Der Zustand der heutigen Welt ist nicht natürlich – er ist lediglich die logische Konsequenz eines Systems, in dem die Profitmaximierung der Reichsten der einzige respektierte Wert ist. Wir denken nicht, daß wir diese Entwicklung nur durch Lobbying bei Institutionen wie dem IWF und der Weltbank verändern können. Wir verlassen uns eher auf die Bewegungen von unten, die aus diversen Gruppen wie Gewerkschaften, Arbeitslosen, kleinen oder landlosen BäuerInnen, Umweltinitiativen radikalen, demokratischen, politischen Organisationen usw. besteht.

Eine Alternative zum derzeitigen Sozialmodell zu finden, ist in unserer Auffassung eine grundlegende Notwendigkeit. Wie auch immer, wir denken nicht, daß Widerstand gegen die Globalisierung durch die Politik der Nationalstaaten erfolgen könnte, die schon bewiesen haben, wie willentlich sie sich den transnationalen Konzernen beugen. Wir glauben, daß die Alternative eine Gesellschaft ist, die nicht auf dem Profit weniger, sondern auf den grundlegenden Bedürfnissen vieler, auf den Prinzipien der Solidarität, gegenseitigen Hilfe und nachhaltigen Entwicklung basiert.
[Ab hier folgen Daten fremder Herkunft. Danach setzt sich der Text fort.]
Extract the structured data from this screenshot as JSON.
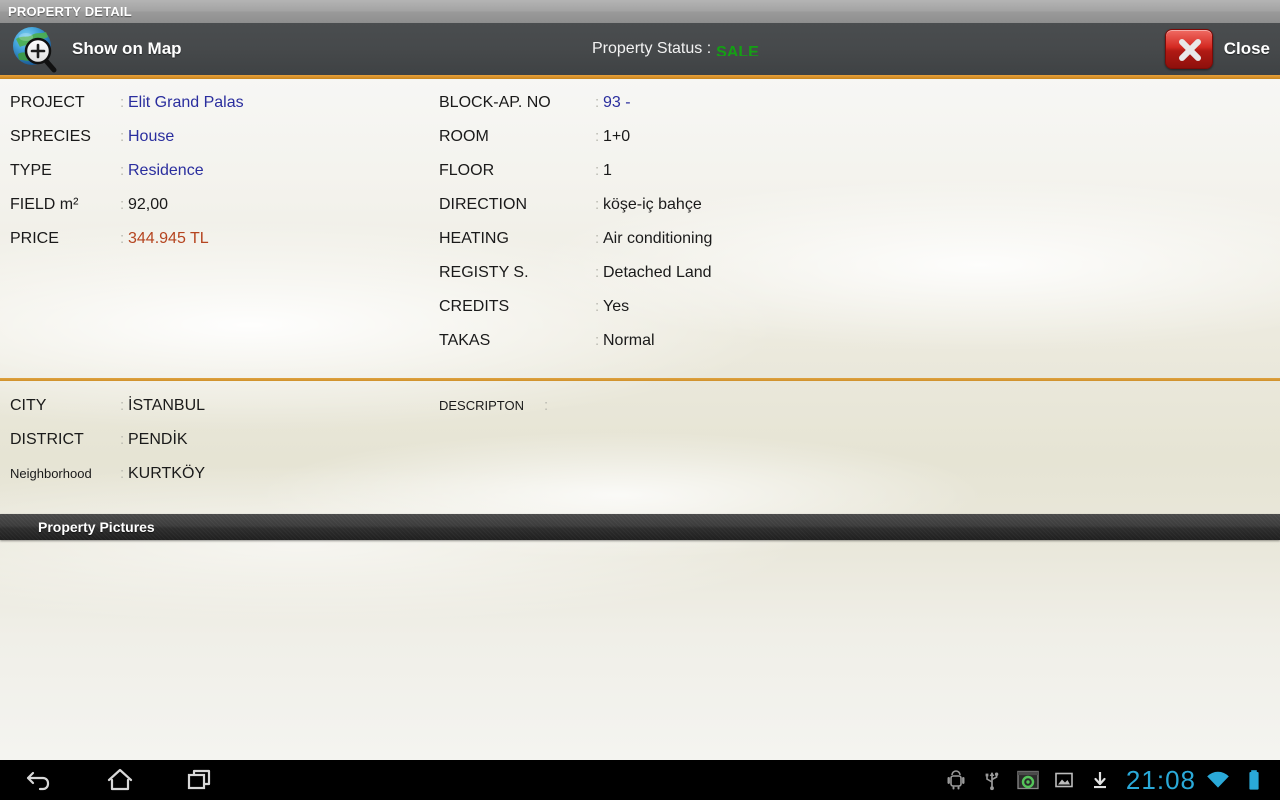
{
  "window": {
    "title": "PROPERTY DETAIL"
  },
  "actionbar": {
    "map_icon": "globe-zoom-icon",
    "show_on_map_label": "Show on Map",
    "status_label": "Property Status :",
    "status_value": "SALE",
    "status_color": "#14a014",
    "close_icon": "close-x-icon",
    "close_label": "Close"
  },
  "details": {
    "left": [
      {
        "label": "PROJECT",
        "separator": ":",
        "value": "Elit Grand Palas",
        "style": "blue"
      },
      {
        "label": "SPRECIES",
        "separator": ":",
        "value": "House",
        "style": "blue"
      },
      {
        "label": "TYPE",
        "separator": ":",
        "value": "Residence",
        "style": "blue"
      },
      {
        "label": "FIELD m²",
        "separator": ":",
        "value": "92,00",
        "style": "dark"
      },
      {
        "label": "PRICE",
        "separator": ":",
        "value": "344.945 TL",
        "style": "red"
      }
    ],
    "right": [
      {
        "label": "BLOCK-AP. NO",
        "separator": ":",
        "value": "93 -",
        "style": "blue"
      },
      {
        "label": "ROOM",
        "separator": ":",
        "value": "1+0",
        "style": "dark"
      },
      {
        "label": "FLOOR",
        "separator": ":",
        "value": "1",
        "style": "dark"
      },
      {
        "label": "DIRECTION",
        "separator": ":",
        "value": "köşe-iç bahçe",
        "style": "dark"
      },
      {
        "label": "HEATING",
        "separator": ":",
        "value": "Air conditioning",
        "style": "dark"
      },
      {
        "label": "REGISTY S.",
        "separator": ":",
        "value": "Detached Land",
        "style": "dark"
      },
      {
        "label": "CREDITS",
        "separator": ":",
        "value": "Yes",
        "style": "dark"
      },
      {
        "label": "TAKAS",
        "separator": ":",
        "value": "Normal",
        "style": "dark"
      }
    ]
  },
  "location": {
    "rows": [
      {
        "label": "CITY",
        "separator": ":",
        "value": "İSTANBUL",
        "small": false
      },
      {
        "label": "DISTRICT",
        "separator": ":",
        "value": "PENDİK",
        "small": false
      },
      {
        "label": "Neighborhood",
        "separator": ":",
        "value": "KURTKÖY",
        "small": true
      }
    ],
    "description_label": "DESCRIPTON",
    "description_separator": ":",
    "description_value": ""
  },
  "pictures": {
    "header": "Property Pictures"
  },
  "systembar": {
    "nav": [
      {
        "name": "back-icon",
        "label": "Back"
      },
      {
        "name": "home-icon",
        "label": "Home"
      },
      {
        "name": "recents-icon",
        "label": "Recent apps"
      }
    ],
    "status_icons": [
      {
        "name": "android-debug-icon",
        "label": "USB debugging"
      },
      {
        "name": "usb-icon",
        "label": "USB connected"
      },
      {
        "name": "screen-recorder-icon",
        "label": "Screen recorder"
      },
      {
        "name": "screenshot-icon",
        "label": "Screenshot saved"
      },
      {
        "name": "download-icon",
        "label": "Download complete"
      }
    ],
    "clock": "21:08",
    "wifi_icon": "wifi-icon",
    "battery_icon": "battery-full-icon",
    "clock_color": "#2aa9d8"
  }
}
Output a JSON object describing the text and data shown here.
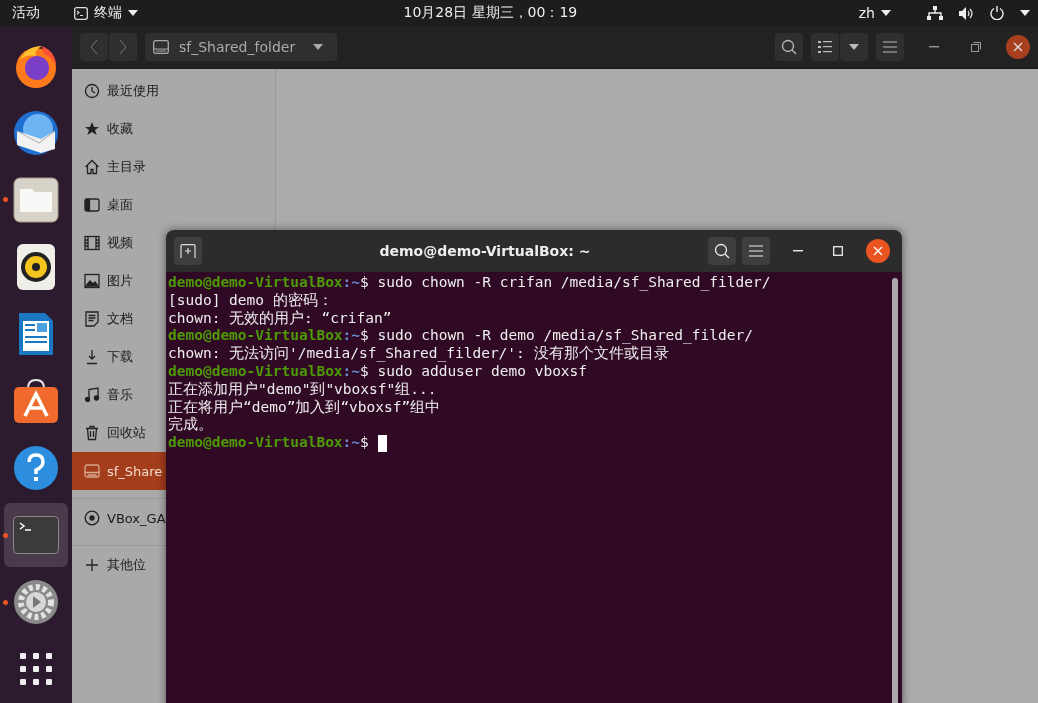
{
  "top_bar": {
    "activities": "活动",
    "app_menu": {
      "label": "终端"
    },
    "clock": "10月28日 星期三，00：19",
    "input_method": "zh"
  },
  "dock": [
    {
      "kind": "browser",
      "running": false,
      "active": false
    },
    {
      "kind": "mail",
      "running": false,
      "active": false
    },
    {
      "kind": "files",
      "running": true,
      "active": false
    },
    {
      "kind": "music",
      "running": false,
      "active": false
    },
    {
      "kind": "writer",
      "running": false,
      "active": false
    },
    {
      "kind": "store",
      "running": false,
      "active": false
    },
    {
      "kind": "help",
      "running": false,
      "active": false
    },
    {
      "kind": "terminal",
      "running": true,
      "active": true
    },
    {
      "kind": "settings",
      "running": true,
      "active": false
    },
    {
      "kind": "apps",
      "running": false,
      "active": false
    }
  ],
  "file_manager": {
    "path_button": "sf_Shared_folder",
    "sidebar": [
      {
        "kind": "recent",
        "label": "最近使用",
        "selected": false
      },
      {
        "kind": "starred",
        "label": "收藏",
        "selected": false
      },
      {
        "kind": "home",
        "label": "主目录",
        "selected": false
      },
      {
        "kind": "desktop",
        "label": "桌面",
        "selected": false
      },
      {
        "kind": "video",
        "label": "视频",
        "selected": false
      },
      {
        "kind": "picture",
        "label": "图片",
        "selected": false
      },
      {
        "kind": "document",
        "label": "文档",
        "selected": false
      },
      {
        "kind": "download",
        "label": "下载",
        "selected": false
      },
      {
        "kind": "music",
        "label": "音乐",
        "selected": false
      },
      {
        "kind": "trash",
        "label": "回收站",
        "selected": false
      },
      {
        "kind": "drive",
        "label": "sf_Share",
        "selected": true
      },
      {
        "kind": "disc",
        "label": "VBox_GA",
        "selected": false,
        "separator_before": true
      },
      {
        "kind": "other",
        "label": "其他位",
        "selected": false,
        "separator_before": true
      }
    ]
  },
  "terminal": {
    "title": "demo@demo-VirtualBox: ~",
    "lines": [
      {
        "kind": "prompt",
        "user": "demo@demo-VirtualBox",
        "path": ":~",
        "command": "$ sudo chown -R crifan /media/sf_Shared_filder/"
      },
      {
        "kind": "output",
        "text": "[sudo] demo 的密码："
      },
      {
        "kind": "output",
        "text": "chown: 无效的用户: “crifan”"
      },
      {
        "kind": "prompt",
        "user": "demo@demo-VirtualBox",
        "path": ":~",
        "command": "$ sudo chown -R demo /media/sf_Shared_filder/"
      },
      {
        "kind": "output",
        "text": "chown: 无法访问'/media/sf_Shared_filder/': 没有那个文件或目录"
      },
      {
        "kind": "prompt",
        "user": "demo@demo-VirtualBox",
        "path": ":~",
        "command": "$ sudo adduser demo vboxsf"
      },
      {
        "kind": "output",
        "text": "正在添加用户\"demo\"到\"vboxsf\"组..."
      },
      {
        "kind": "output",
        "text": "正在将用户“demo”加入到“vboxsf”组中"
      },
      {
        "kind": "output",
        "text": "完成。"
      },
      {
        "kind": "prompt",
        "user": "demo@demo-VirtualBox",
        "path": ":~",
        "command": "$",
        "cursor": true
      }
    ]
  }
}
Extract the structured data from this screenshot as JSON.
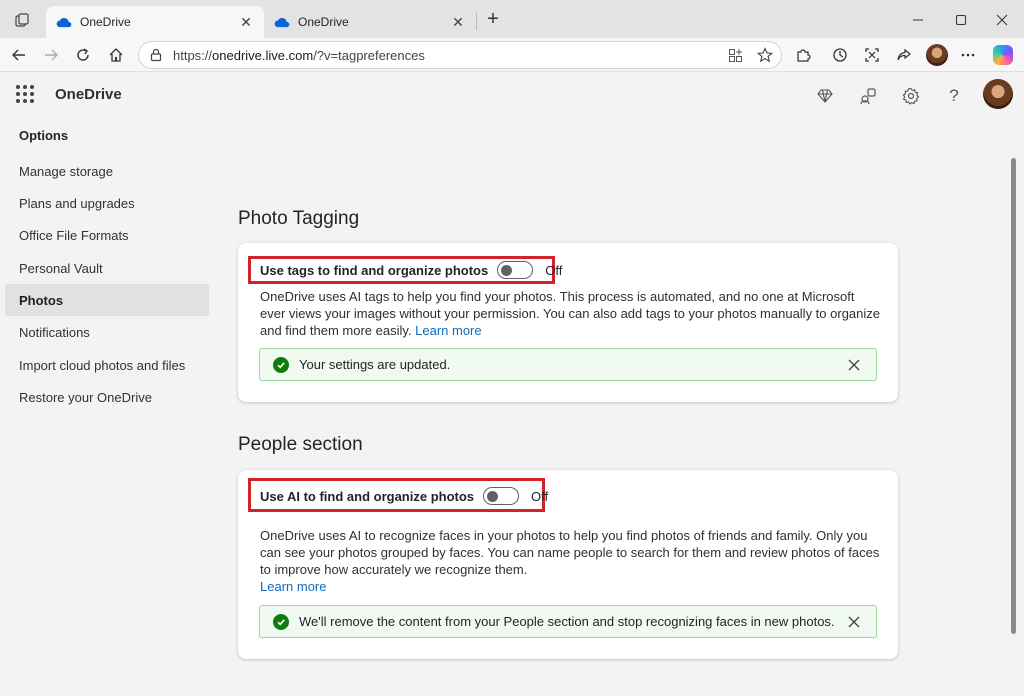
{
  "browser": {
    "tabs": [
      {
        "title": "OneDrive",
        "active": true
      },
      {
        "title": "OneDrive",
        "active": false
      }
    ],
    "url_prefix": "https://",
    "url_host": "onedrive.live.com",
    "url_path": "/?v=tagpreferences"
  },
  "app": {
    "name": "OneDrive"
  },
  "sidebar": {
    "heading": "Options",
    "items": [
      {
        "label": "Manage storage"
      },
      {
        "label": "Plans and upgrades"
      },
      {
        "label": "Office File Formats"
      },
      {
        "label": "Personal Vault"
      },
      {
        "label": "Photos"
      },
      {
        "label": "Notifications"
      },
      {
        "label": "Import cloud photos and files"
      },
      {
        "label": "Restore your OneDrive"
      }
    ]
  },
  "photo_tagging": {
    "title": "Photo Tagging",
    "toggle_label": "Use tags to find and organize photos",
    "toggle_state": "Off",
    "description": "OneDrive uses AI tags to help you find your photos. This process is automated, and no one at Microsoft ever views your images without your permission. You can also add tags to your photos manually to organize and find them more easily.",
    "learn_more": "Learn more",
    "banner": "Your settings are updated."
  },
  "people": {
    "title": "People section",
    "toggle_label": "Use AI to find and organize photos",
    "toggle_state": "Off",
    "description": "OneDrive uses AI to recognize faces in your photos to help you find photos of friends and family. Only you can see your photos grouped by faces. You can name people to search for them and review photos of faces to improve how accurately we recognize them.",
    "learn_more": "Learn more",
    "banner": "We'll remove the content from your People section and stop recognizing faces in new photos."
  },
  "colors": {
    "highlight": "#d2232a",
    "link": "#0f6cbd",
    "success": "#107c10"
  }
}
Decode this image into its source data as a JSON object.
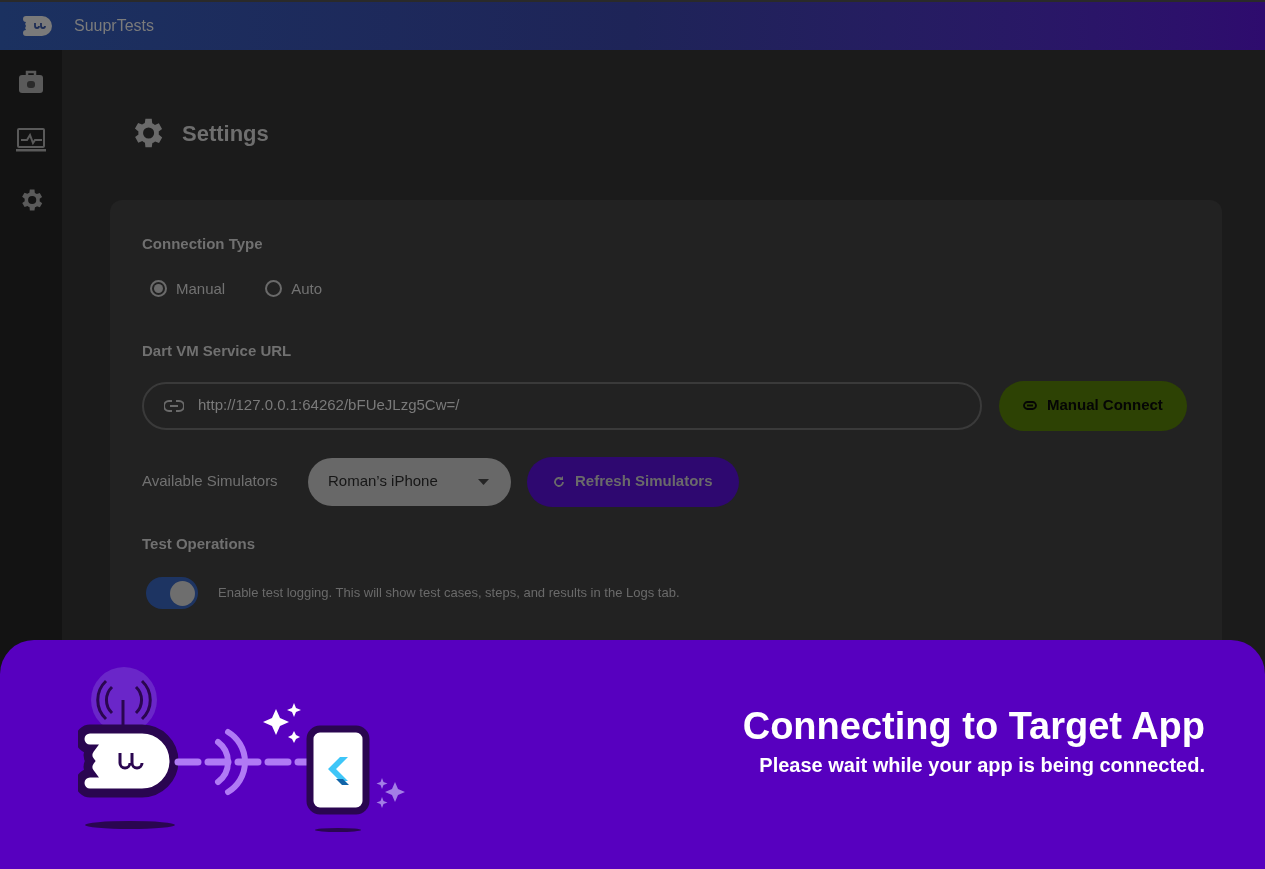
{
  "app": {
    "title": "SuuprTests"
  },
  "page": {
    "title": "Settings"
  },
  "connection_type": {
    "label": "Connection Type",
    "options": [
      {
        "label": "Manual",
        "selected": true
      },
      {
        "label": "Auto",
        "selected": false
      }
    ]
  },
  "service_url": {
    "label": "Dart VM Service URL",
    "value": "http://127.0.0.1:64262/bFUeJLzg5Cw=/",
    "button": "Manual Connect"
  },
  "simulators": {
    "label": "Available Simulators",
    "value": "Roman’s iPhone",
    "button": "Refresh Simulators"
  },
  "test_operations": {
    "label": "Test Operations",
    "toggle": {
      "on": true,
      "label": "Enable test logging. This will show test cases, steps, and results in the Logs tab."
    }
  },
  "overlay": {
    "title": "Connecting to Target App",
    "message": "Please wait while your app is being connected."
  }
}
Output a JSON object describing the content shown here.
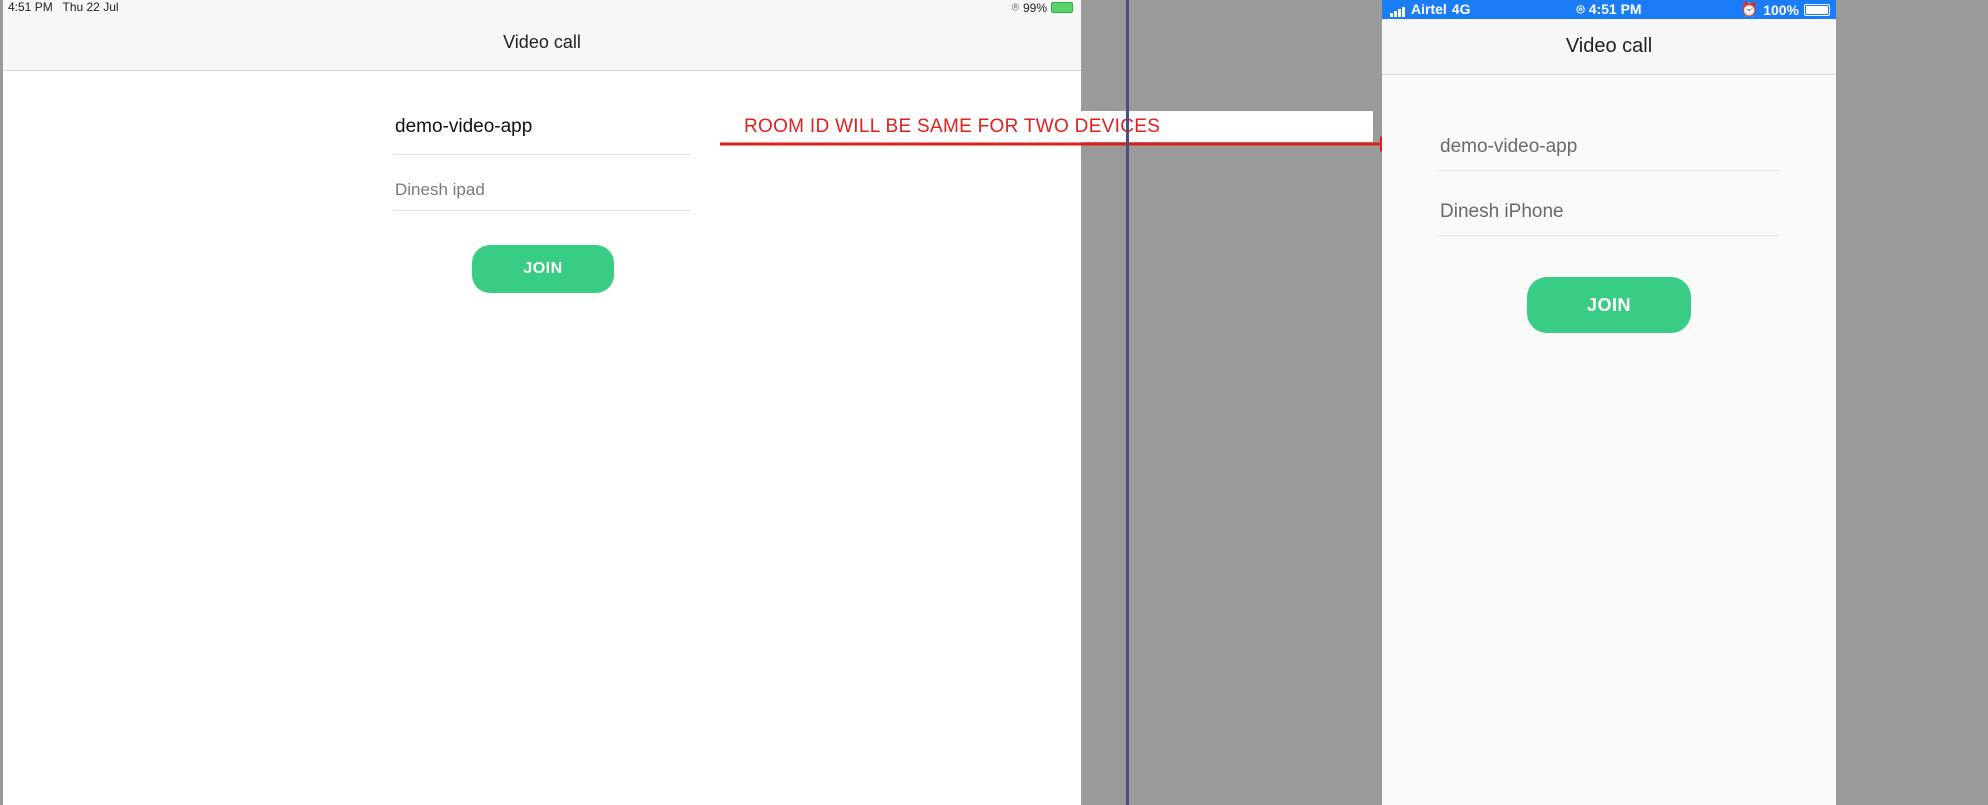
{
  "ipad": {
    "status_time": "4:51 PM",
    "status_date": "Thu 22 Jul",
    "status_battery": "99%",
    "title": "Video call",
    "room_value": "demo-video-app",
    "name_value": "Dinesh ipad",
    "join_label": "JOIN"
  },
  "annotation": {
    "text": "ROOM ID WILL BE SAME FOR TWO DEVICES",
    "color": "#e0201c"
  },
  "iphone": {
    "status_carrier": "Airtel",
    "status_network": "4G",
    "status_time": "4:51 PM",
    "status_battery": "100%",
    "title": "Video call",
    "room_value": "demo-video-app",
    "name_value": "Dinesh iPhone",
    "join_label": "JOIN"
  },
  "colors": {
    "accent_green": "#39cc84",
    "ios_status_blue": "#1a7cf6"
  }
}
Obwohl sich unsere Ansichten über die Ursachen und Lösungen der Probleme der heutigen Welt unterscheiden, sehen wir den Gipfel von IWF und Weltbank im September als so wichtige Herausforderung an, daß wir eine gemeinsame Plattform „Initiative gegen die ökonomische Globalisierung- Prag 2000“ gegründet haben. Es ist keine neue Organisation mit einem unabhängigen Programm, sondern ein demokratisches Instrument gegenseitiger Kommunikation und Koordination zwischen diversen Gruppen, die vorhaben, auf den IWF/Weltbank Gipfel zu reagieren. Sie soll zur größeren Öffentlichkeit der Aktionen, die von diesen Gruppen organisiert werden, beitragen. Gemeinsam wollen wir Proteste, Vorträge, weiterbildende und kulturelle Events organisieren. Das Hauptereignis soll ein Gegengipfel sein, während dem spezifische schädliche Aspekte der ökonomischen Globalisierung und die Suche nach möglichen Alternativen diskutiert werden sollen. Die Initiative gegen die ökonomische Globalisierung ist für alle aufgeschlossen denkenden Individuen und Gruppen offen, die ihre Meinungen zu IWF und Weltbank ausdrücken möchten. Wir schlagen diese Initiative als gemeinsame Plattform vor, die ihre Stimme stärkt, während die programmatische Autonomie der einzelnen Gruppen bestehen bleibt. Ähnliche Treffen der Institutionen der ökonomischen Globalisierung stoßen auf einen wachsenden öffentlichen Widerstand.

Laßt uns die Stimme des Protestes auch in Prag ein Echo hinterlassen. Laßt uns der Globalisierung des Kapitals mit der Globalisierung der Solidarität begegnen.

Anmerkungen

Unterstützung oder Zustimmung mit der Position der Initiative gegen die ökonomische Globalisierung - Prag 2000 kann über e-mail antimmf@hotmail.com kommuniziert werden. Wir freuen uns ebenso über Information über die Art von Kooperation oder Hilfe, die Ihr anbieten könnt. Dies betrifft auch die Weiterverbreitung dieses Statements. Weiterer Information kann im Internet auf der Seite http://inpeg.ecn.cz abgefragt werden.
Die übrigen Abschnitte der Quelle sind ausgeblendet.